Le Chant de la TamasseeUn père qui a perdu sa fille, victime d’une rivière, et qui ne peut l’accepter. Un homme d’affaires qui bénéficie d’une publicité nationale gratuite pour son produit. Un promoteur qui se sert de l’événement pour fragiliser les réglementations écologiques.

Alors que les Kowalsky passent des vacances le long de la Tamassee, rivière séparant la Géorgie de la Caroline du Sud et dont le lit bénéficie d’une protection naturelle stricte, Ruth, la fille de la famille, faisant le pari de poser un pied dans chaque état, est happée par les flots et se noie. Pris dans les tourbillons d’un ressaut hydraulique, son corps ne peut ni remonter naturellement, ni être ramené à la surface par les plongeurs du lieu. Seul un barrage amovible détournant momentanément les eaux tumultueuses – ou un dynamitage de cet endroit de la rivière – permettrait de rendre la dépouille à sa famille. Mais, la rivière étant placée sous la protection stricte du Wild and Scenic Rivers Act, toute modification de son cours, même temporaire, est légalement proscrite. S’engage alors un bras de fer entre les partisans de la famille et les environnementaux locaux qui craignent l’utilisation qui pourra être faite de ce précédent.

Je ne suis qu’une informatrice qui montre ce qui est déjà là.

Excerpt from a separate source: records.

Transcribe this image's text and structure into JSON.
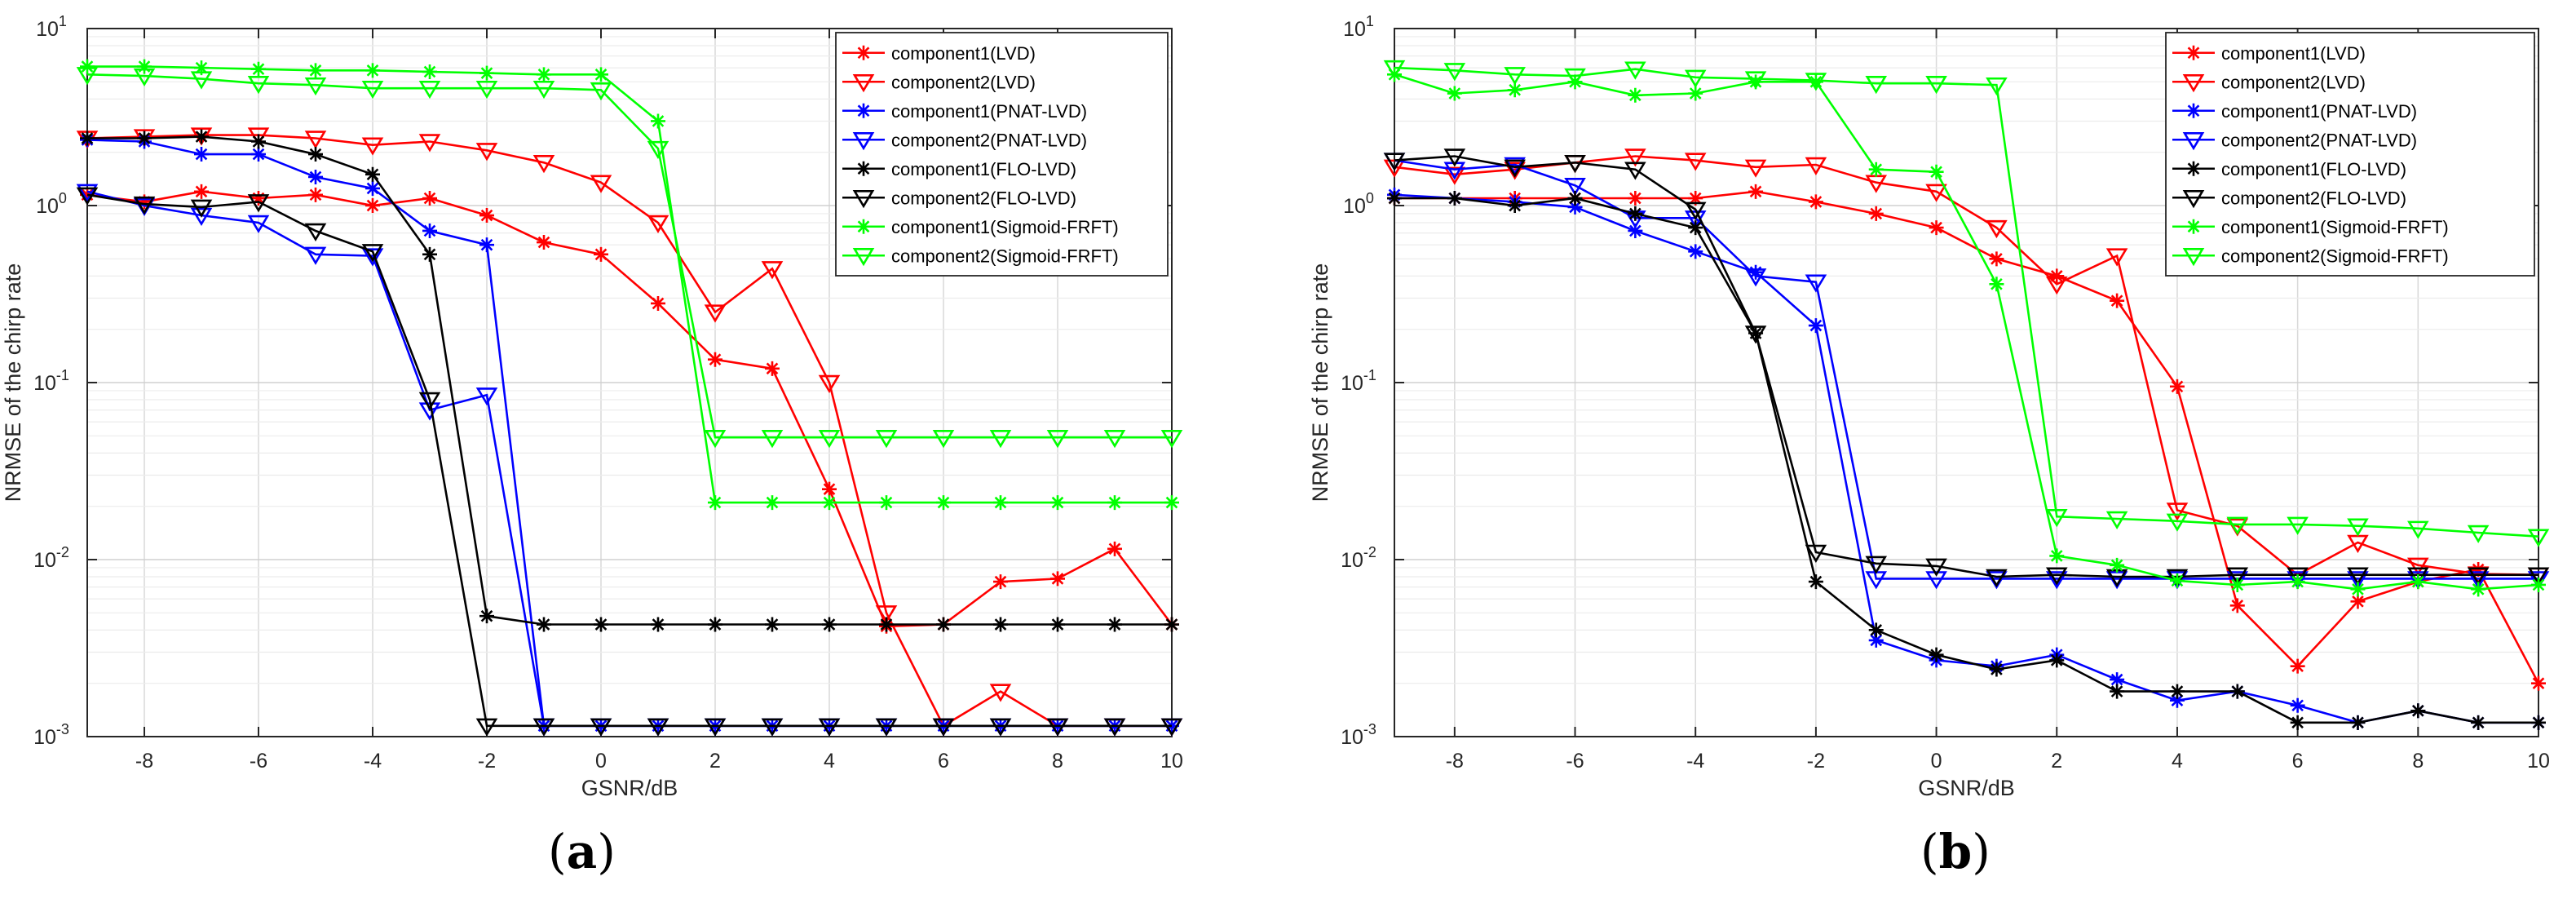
{
  "chart_data": [
    {
      "id": "a",
      "type": "line",
      "panel_label": "(a)",
      "panel_letter": "a",
      "xlabel": "GSNR/dB",
      "ylabel": "NRMSE of the chirp rate",
      "xlim": [
        -9,
        10
      ],
      "ylim": [
        0.001,
        10
      ],
      "yscale": "log",
      "xticks": [
        -8,
        -6,
        -4,
        -2,
        0,
        2,
        4,
        6,
        8,
        10
      ],
      "yticks": [
        {
          "exp": "-3",
          "v": 0.001
        },
        {
          "exp": "-2",
          "v": 0.01
        },
        {
          "exp": "-1",
          "v": 0.1
        },
        {
          "exp": "0",
          "v": 1
        },
        {
          "exp": "1",
          "v": 10
        }
      ],
      "grid": true,
      "legend_position": "top-right",
      "x": [
        -9,
        -8,
        -7,
        -6,
        -5,
        -4,
        -3,
        -2,
        -1,
        0,
        1,
        2,
        3,
        4,
        5,
        6,
        7,
        8,
        9,
        10
      ],
      "series": [
        {
          "name": "component1(LVD)",
          "color": "#ff0000",
          "marker": "star",
          "values": [
            1.15,
            1.05,
            1.2,
            1.1,
            1.15,
            1.0,
            1.1,
            0.88,
            0.62,
            0.53,
            0.28,
            0.135,
            0.12,
            0.025,
            0.0042,
            0.0043,
            0.0075,
            0.0078,
            0.0115,
            0.0043
          ]
        },
        {
          "name": "component2(LVD)",
          "color": "#ff0000",
          "marker": "triangle-down",
          "values": [
            2.4,
            2.45,
            2.5,
            2.5,
            2.4,
            2.2,
            2.3,
            2.05,
            1.75,
            1.35,
            0.8,
            0.25,
            0.44,
            0.1,
            0.005,
            0.00115,
            0.0018,
            0.00115,
            0.00115,
            0.00115
          ]
        },
        {
          "name": "component1(PNAT-LVD)",
          "color": "#0000ff",
          "marker": "star",
          "values": [
            2.35,
            2.3,
            1.95,
            1.95,
            1.45,
            1.25,
            0.72,
            0.6,
            0.00115,
            0.00115,
            0.00115,
            0.00115,
            0.00115,
            0.00115,
            0.00115,
            0.00115,
            0.00115,
            0.00115,
            0.00115,
            0.00115
          ]
        },
        {
          "name": "component2(PNAT-LVD)",
          "color": "#0000ff",
          "marker": "triangle-down",
          "values": [
            1.2,
            1.0,
            0.88,
            0.8,
            0.53,
            0.52,
            0.07,
            0.085,
            0.00115,
            0.00115,
            0.00115,
            0.00115,
            0.00115,
            0.00115,
            0.00115,
            0.00115,
            0.00115,
            0.00115,
            0.00115,
            0.00115
          ]
        },
        {
          "name": "component1(FLO-LVD)",
          "color": "#000000",
          "marker": "star",
          "values": [
            2.4,
            2.4,
            2.45,
            2.3,
            1.95,
            1.5,
            0.53,
            0.0048,
            0.0043,
            0.0043,
            0.0043,
            0.0043,
            0.0043,
            0.0043,
            0.0043,
            0.0043,
            0.0043,
            0.0043,
            0.0043,
            0.0043
          ]
        },
        {
          "name": "component2(FLO-LVD)",
          "color": "#000000",
          "marker": "triangle-down",
          "values": [
            1.15,
            1.02,
            0.98,
            1.05,
            0.72,
            0.55,
            0.08,
            0.00115,
            0.00115,
            0.00115,
            0.00115,
            0.00115,
            0.00115,
            0.00115,
            0.00115,
            0.00115,
            0.00115,
            0.00115,
            0.00115,
            0.00115
          ]
        },
        {
          "name": "component1(Sigmoid-FRFT)",
          "color": "#00ff00",
          "marker": "star",
          "values": [
            6.1,
            6.1,
            6.0,
            5.9,
            5.8,
            5.8,
            5.7,
            5.6,
            5.5,
            5.5,
            3.0,
            0.021,
            0.021,
            0.021,
            0.021,
            0.021,
            0.021,
            0.021,
            0.021,
            0.021
          ]
        },
        {
          "name": "component2(Sigmoid-FRFT)",
          "color": "#00ff00",
          "marker": "triangle-down",
          "values": [
            5.5,
            5.4,
            5.2,
            4.9,
            4.8,
            4.6,
            4.6,
            4.6,
            4.6,
            4.5,
            2.1,
            0.049,
            0.049,
            0.049,
            0.049,
            0.049,
            0.049,
            0.049,
            0.049,
            0.049
          ]
        }
      ]
    },
    {
      "id": "b",
      "type": "line",
      "panel_label": "(b)",
      "panel_letter": "b",
      "xlabel": "GSNR/dB",
      "ylabel": "NRMSE of the chirp rate",
      "xlim": [
        -9,
        10
      ],
      "ylim": [
        0.001,
        10
      ],
      "yscale": "log",
      "xticks": [
        -8,
        -6,
        -4,
        -2,
        0,
        2,
        4,
        6,
        8,
        10
      ],
      "yticks": [
        {
          "exp": "-3",
          "v": 0.001
        },
        {
          "exp": "-2",
          "v": 0.01
        },
        {
          "exp": "-1",
          "v": 0.1
        },
        {
          "exp": "0",
          "v": 1
        },
        {
          "exp": "1",
          "v": 10
        }
      ],
      "grid": true,
      "legend_position": "top-right",
      "x": [
        -9,
        -8,
        -7,
        -6,
        -5,
        -4,
        -3,
        -2,
        -1,
        0,
        1,
        2,
        3,
        4,
        5,
        6,
        7,
        8,
        9,
        10
      ],
      "series": [
        {
          "name": "component1(LVD)",
          "color": "#ff0000",
          "marker": "star",
          "values": [
            1.1,
            1.1,
            1.1,
            1.1,
            1.1,
            1.1,
            1.2,
            1.05,
            0.9,
            0.75,
            0.5,
            0.4,
            0.29,
            0.095,
            0.0055,
            0.0025,
            0.0058,
            0.0075,
            0.0088,
            0.002
          ]
        },
        {
          "name": "component2(LVD)",
          "color": "#ff0000",
          "marker": "triangle-down",
          "values": [
            1.65,
            1.5,
            1.6,
            1.75,
            1.9,
            1.8,
            1.65,
            1.7,
            1.35,
            1.2,
            0.75,
            0.36,
            0.52,
            0.019,
            0.0155,
            0.0082,
            0.0125,
            0.0093,
            0.0083,
            0.0082
          ]
        },
        {
          "name": "component1(PNAT-LVD)",
          "color": "#0000ff",
          "marker": "star",
          "values": [
            1.15,
            1.1,
            1.05,
            0.98,
            0.72,
            0.55,
            0.42,
            0.21,
            0.0035,
            0.0027,
            0.0025,
            0.0029,
            0.0021,
            0.0016,
            0.0018,
            0.0015,
            0.0012,
            0.0014,
            0.0012,
            0.0012
          ]
        },
        {
          "name": "component2(PNAT-LVD)",
          "color": "#0000ff",
          "marker": "triangle-down",
          "values": [
            1.8,
            1.6,
            1.7,
            1.3,
            0.85,
            0.85,
            0.4,
            0.37,
            0.0078,
            0.0078,
            0.0078,
            0.0078,
            0.0078,
            0.0078,
            0.0078,
            0.0078,
            0.0078,
            0.0078,
            0.0078,
            0.0078
          ]
        },
        {
          "name": "component1(FLO-LVD)",
          "color": "#000000",
          "marker": "star",
          "values": [
            1.1,
            1.1,
            1.0,
            1.1,
            0.9,
            0.75,
            0.19,
            0.0075,
            0.004,
            0.0029,
            0.0024,
            0.0027,
            0.0018,
            0.0018,
            0.0018,
            0.0012,
            0.0012,
            0.0014,
            0.0012,
            0.0012
          ]
        },
        {
          "name": "component2(FLO-LVD)",
          "color": "#000000",
          "marker": "triangle-down",
          "values": [
            1.8,
            1.9,
            1.65,
            1.75,
            1.6,
            0.95,
            0.19,
            0.011,
            0.0095,
            0.0092,
            0.008,
            0.0082,
            0.008,
            0.008,
            0.0082,
            0.0082,
            0.0082,
            0.0082,
            0.0082,
            0.0082
          ]
        },
        {
          "name": "component1(Sigmoid-FRFT)",
          "color": "#00ff00",
          "marker": "star",
          "values": [
            5.5,
            4.3,
            4.5,
            5.0,
            4.2,
            4.3,
            5.0,
            5.0,
            1.6,
            1.55,
            0.36,
            0.0105,
            0.0093,
            0.0076,
            0.0072,
            0.0075,
            0.0068,
            0.0075,
            0.0068,
            0.0072
          ]
        },
        {
          "name": "component2(Sigmoid-FRFT)",
          "color": "#00ff00",
          "marker": "triangle-down",
          "values": [
            6.0,
            5.8,
            5.5,
            5.4,
            5.9,
            5.3,
            5.2,
            5.1,
            4.9,
            4.9,
            4.8,
            0.0175,
            0.017,
            0.0165,
            0.0158,
            0.0158,
            0.0155,
            0.015,
            0.0142,
            0.0135
          ]
        }
      ]
    }
  ]
}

Narré par une photographe confrontée à l’agonie de son père, et accompagnée dans son reportage sur les événements par un journaliste ayant lui-même perdu accidentellement son épouse et sa fille, Le chant de la Tamassee ne se contente pas de brosser un tableau manichéen des luttes écologistes. S’il dresse bien un tableau des enjeux d’une protection de la nature, et s’il fait d’ailleurs peu mystère du camp dont il embrasse la cause – ce qui peut un tantinet exaspérer -, Ron Rash construit un récit bien plus ample que ce à quoi le quatrième de couverture le réduit incompréhensiblement. Face à un être mourant, face à des parents submergés par la douleur d’un deuil impossible, que représentent encore nos combats? Que pèsent encore nos convictions, dont rien il y a peu encore ne paraissait pouvoir contrebalancer la force, en regard d’une irrémissible, juste, incontestable et universelle douleur? Toutes confrontées à l’insondable souffrance (celle de l’endeuillé, celle de l’agonisant) d’un autre, les voix de ce chant font l’expérience de l’empathie vraie.

La Tamassee n’est pas que le terreau d’une écologie fantasmée. Elle est l’occasion, dans ce récit bouleversant, de vérifier que la « nature », quelque soit le peu auquel on cherche à la réduire, n’est ni un ailleurs dont nous pourrions être l’inflexible et séparé garant, ni un sanctuaire.

et la voilà qui fait partie de la rivière.

Ron Rash, Le chant de la Tamassee, 2016, Le Seuil, trad. Isabelle Reinharez.